İsrail'in ‘Hamas sonrası’ için üç aşamalı planı

Abbas, Filistin Devleti’nin barışa giden yol olduğunu vurguladı.

İsrail dün Gazze Şeridi'nin güneyine saldırı düzenledi. (AFP)
İsrail dün Gazze Şeridi'nin güneyine saldırı düzenledi. (AFP)
TT

İsrail'in ‘Hamas sonrası’ için üç aşamalı planı

İsrail dün Gazze Şeridi'nin güneyine saldırı düzenledi. (AFP)
İsrail dün Gazze Şeridi'nin güneyine saldırı düzenledi. (AFP)

Filistin Devlet Başkanı Mahmud Abbas, güvenliğin ve barışın ancak iki devletli çözümle sağlanabileceğini söylerken, İsrail ise saldırının 14’üncü gününde Gazze Şeridi'ne daha fazla bombardıman düzenledi. İsrail, savaşın üç aşamadan oluştuğunu ve bu aşamaların Gazze'de yeni bir güvenlik gerçeğiyle sonuçlanacağını duyurdu.

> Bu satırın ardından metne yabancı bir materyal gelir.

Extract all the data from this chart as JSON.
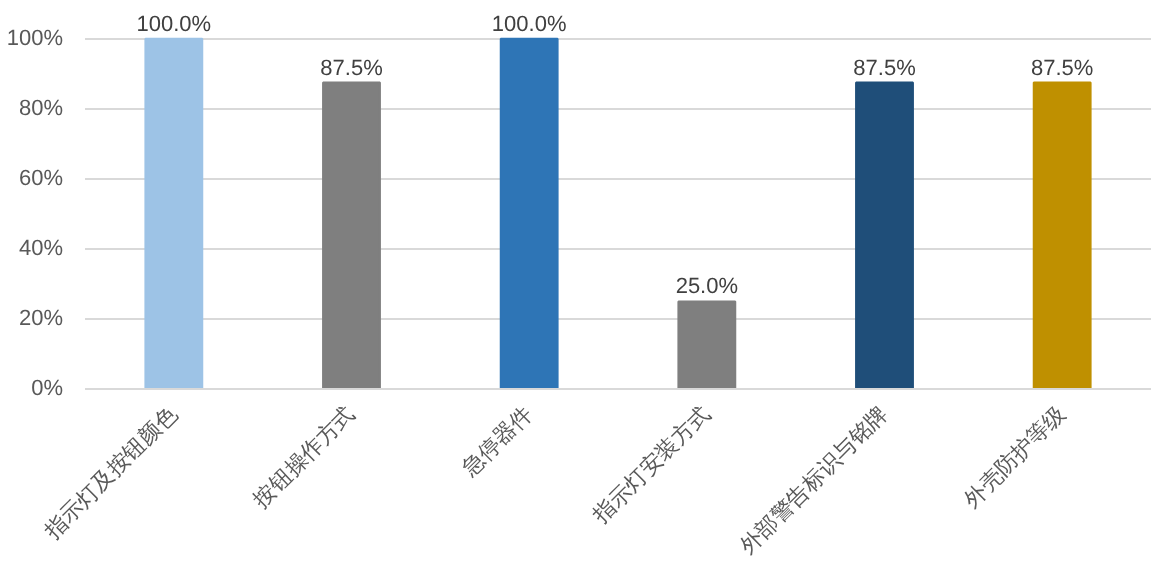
{
  "chart_data": {
    "type": "bar",
    "categories": [
      "指示灯及按钮颜色",
      "按钮操作方式",
      "急停器件",
      "指示灯安装方式",
      "外部警告标识与铭牌",
      "外壳防护等级"
    ],
    "values": [
      100,
      87.5,
      100,
      25,
      87.5,
      87.5
    ],
    "colors": [
      "#9dc3e6",
      "#7f7f7f",
      "#2e75b6",
      "#7f7f7f",
      "#1f4e79",
      "#bf9000"
    ],
    "value_labels": [
      "100.0%",
      "87.5%",
      "100.0%",
      "25.0%",
      "87.5%",
      "87.5%"
    ],
    "ylim": [
      0,
      100
    ],
    "yticks": [
      {
        "value": 0,
        "label": "0%"
      },
      {
        "value": 20,
        "label": "20%"
      },
      {
        "value": 40,
        "label": "40%"
      },
      {
        "value": 60,
        "label": "60%"
      },
      {
        "value": 80,
        "label": "80%"
      },
      {
        "value": 100,
        "label": "100%"
      }
    ],
    "grid": "y"
  }
}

Abbas dün Kahire'de İngiltere Başbakanı Rishi Sunak ile yaptığı görüşmede gerilimi artırmanın anlamsızlığına dikkat çekerek bir Filistin devleti kurulmadıkça veya başka planlar yapılmadıkça bölgede barışın sağlanamayacağını vurguladı. Filistin Devlet Başkanı sözleirni şöyle sürdürdü:

“Filistin Devleti, sivilleri savaş belasından kurtarmak için İsrail'in Gazze Şeridi'ne yönelik saldırganlığının derhal durdurulmasını istiyor. Filistinlileri Gazze Şeridi'nden, Batı Şeria'dan veya Kudüs'ten çıkarmaya yönelik her türlü planı kategorik olarak reddediyor.”

Abbas dün Mısır Cumhurbaşkanı Abdulfettah Sisi’nin çağrısı ile bugün gerçekleştirilecek olan Kahire Zirvesi'ne katılmak üzere Mısır’a gitti. Zirvede savaşı durdurma ve Gazze'deki yerinden edilme planlarıyla yüzleşme çabalarını desteklemeye ve koordine etmeye odaklanılması bekleniyor.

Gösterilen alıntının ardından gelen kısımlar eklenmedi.